In the most recent posting, the IRS indicated that the U.S. Department of Health and Human Services would soon be issuing additional guidance on this issue.
Penalties for violating prohibition on employer pre-tax or tax-free reimbursement arrangements
There are three types of penalties that would apply for these pre-tax or tax-free reimbursement schemes:
- Violations of the ACA benefit mandate provisions (unlimited annual and lifetime limits, and preventive care mandates) would be subject to Section 4980(d) penalties of $100 per day per employee, which are capped at $500,000 per employer per year.

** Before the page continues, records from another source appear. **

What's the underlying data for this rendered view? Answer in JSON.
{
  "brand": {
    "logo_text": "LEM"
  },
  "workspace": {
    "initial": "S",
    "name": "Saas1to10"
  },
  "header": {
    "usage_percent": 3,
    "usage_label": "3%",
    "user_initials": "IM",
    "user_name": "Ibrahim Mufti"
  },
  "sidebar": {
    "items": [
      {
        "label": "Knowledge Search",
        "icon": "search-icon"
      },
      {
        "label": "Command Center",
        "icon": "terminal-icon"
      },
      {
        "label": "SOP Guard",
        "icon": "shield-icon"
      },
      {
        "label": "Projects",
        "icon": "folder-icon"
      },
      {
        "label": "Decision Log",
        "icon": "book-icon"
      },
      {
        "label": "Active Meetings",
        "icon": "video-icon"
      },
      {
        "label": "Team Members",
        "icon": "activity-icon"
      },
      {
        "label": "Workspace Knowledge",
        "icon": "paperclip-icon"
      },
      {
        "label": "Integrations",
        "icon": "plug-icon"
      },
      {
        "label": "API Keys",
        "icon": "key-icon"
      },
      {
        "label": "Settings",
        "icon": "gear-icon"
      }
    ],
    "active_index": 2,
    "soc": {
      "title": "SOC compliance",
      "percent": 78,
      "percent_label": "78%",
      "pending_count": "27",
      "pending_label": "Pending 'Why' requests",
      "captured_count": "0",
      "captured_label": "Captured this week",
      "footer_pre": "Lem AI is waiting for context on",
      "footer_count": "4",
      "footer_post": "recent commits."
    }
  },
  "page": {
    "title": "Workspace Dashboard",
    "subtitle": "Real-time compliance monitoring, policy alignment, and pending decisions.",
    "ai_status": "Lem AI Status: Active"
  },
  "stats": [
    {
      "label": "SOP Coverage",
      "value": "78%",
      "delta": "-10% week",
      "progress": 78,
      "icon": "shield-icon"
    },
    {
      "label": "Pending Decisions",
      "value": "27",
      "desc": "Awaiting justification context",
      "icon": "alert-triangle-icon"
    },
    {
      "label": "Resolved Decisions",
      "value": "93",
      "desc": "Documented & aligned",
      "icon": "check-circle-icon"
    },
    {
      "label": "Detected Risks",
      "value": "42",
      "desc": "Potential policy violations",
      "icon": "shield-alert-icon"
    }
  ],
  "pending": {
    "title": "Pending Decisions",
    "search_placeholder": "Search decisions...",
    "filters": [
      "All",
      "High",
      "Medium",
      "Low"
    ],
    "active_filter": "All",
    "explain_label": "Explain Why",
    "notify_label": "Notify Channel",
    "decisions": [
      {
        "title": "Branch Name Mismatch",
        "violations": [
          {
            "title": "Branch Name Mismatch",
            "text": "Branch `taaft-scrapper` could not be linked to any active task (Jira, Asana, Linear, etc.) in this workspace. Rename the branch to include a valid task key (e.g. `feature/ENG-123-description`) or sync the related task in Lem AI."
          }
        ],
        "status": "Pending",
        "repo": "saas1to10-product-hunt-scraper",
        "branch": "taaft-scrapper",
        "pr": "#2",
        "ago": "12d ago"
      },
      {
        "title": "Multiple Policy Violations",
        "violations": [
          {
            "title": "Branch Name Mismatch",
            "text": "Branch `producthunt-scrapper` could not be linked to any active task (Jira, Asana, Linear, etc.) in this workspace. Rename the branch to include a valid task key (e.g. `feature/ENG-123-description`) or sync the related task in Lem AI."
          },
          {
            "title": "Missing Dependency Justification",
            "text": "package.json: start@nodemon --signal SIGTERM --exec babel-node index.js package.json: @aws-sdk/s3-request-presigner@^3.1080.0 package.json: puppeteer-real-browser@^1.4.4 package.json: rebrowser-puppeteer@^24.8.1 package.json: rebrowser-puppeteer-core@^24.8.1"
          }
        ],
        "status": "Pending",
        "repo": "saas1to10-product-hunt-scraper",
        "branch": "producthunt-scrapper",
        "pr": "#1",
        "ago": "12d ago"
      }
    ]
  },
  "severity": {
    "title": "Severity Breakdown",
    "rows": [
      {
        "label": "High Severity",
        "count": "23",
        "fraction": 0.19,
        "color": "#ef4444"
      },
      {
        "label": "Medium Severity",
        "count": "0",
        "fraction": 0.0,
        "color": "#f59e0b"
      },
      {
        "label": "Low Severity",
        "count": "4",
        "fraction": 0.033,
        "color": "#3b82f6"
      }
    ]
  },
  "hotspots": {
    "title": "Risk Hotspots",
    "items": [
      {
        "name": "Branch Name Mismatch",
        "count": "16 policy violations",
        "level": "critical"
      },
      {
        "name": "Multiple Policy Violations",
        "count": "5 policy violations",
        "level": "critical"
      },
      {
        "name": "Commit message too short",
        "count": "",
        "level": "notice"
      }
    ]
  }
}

- Violations of the ACA applicable large employer mandate to offer coverage to their full-time employees would be subject to the 4980(a) excise tax penalty of $2,000 per full-time employee per year, or approximately $3,400 on a pre-tax basis.
- Under the May 13, 2014 guidance, the IRS noted that employers who offered standalone HRAs or PRAs in violation of their guidance and the related regulations would be subject to a $100 per day per person excise tax penalty, which equates to a pre-tax penalty of approximately $61,000 per employee per year for any such arrangements.
Each of these penalties are considered excise taxes, and therefore must be paid with pre-tax dollars and are not tax deductible business expenses for the employer.
Post-tax withholding of health insurance premiums is permitted
Under IRS Revenue Ruling 61-146, the IRS stated that in certain situations where the employee chooses either cash or an after-tax amount to be applied toward health coverage does not count as an employer payment plan. Individual employers may establish payroll practices of forwarding post-tax employee wages to a health insurance issuer at the direction of an employee without establishing a group health plan, if the standards of the DOL’s regulation at 29 C.F.R. §2510.3-1(j) are met.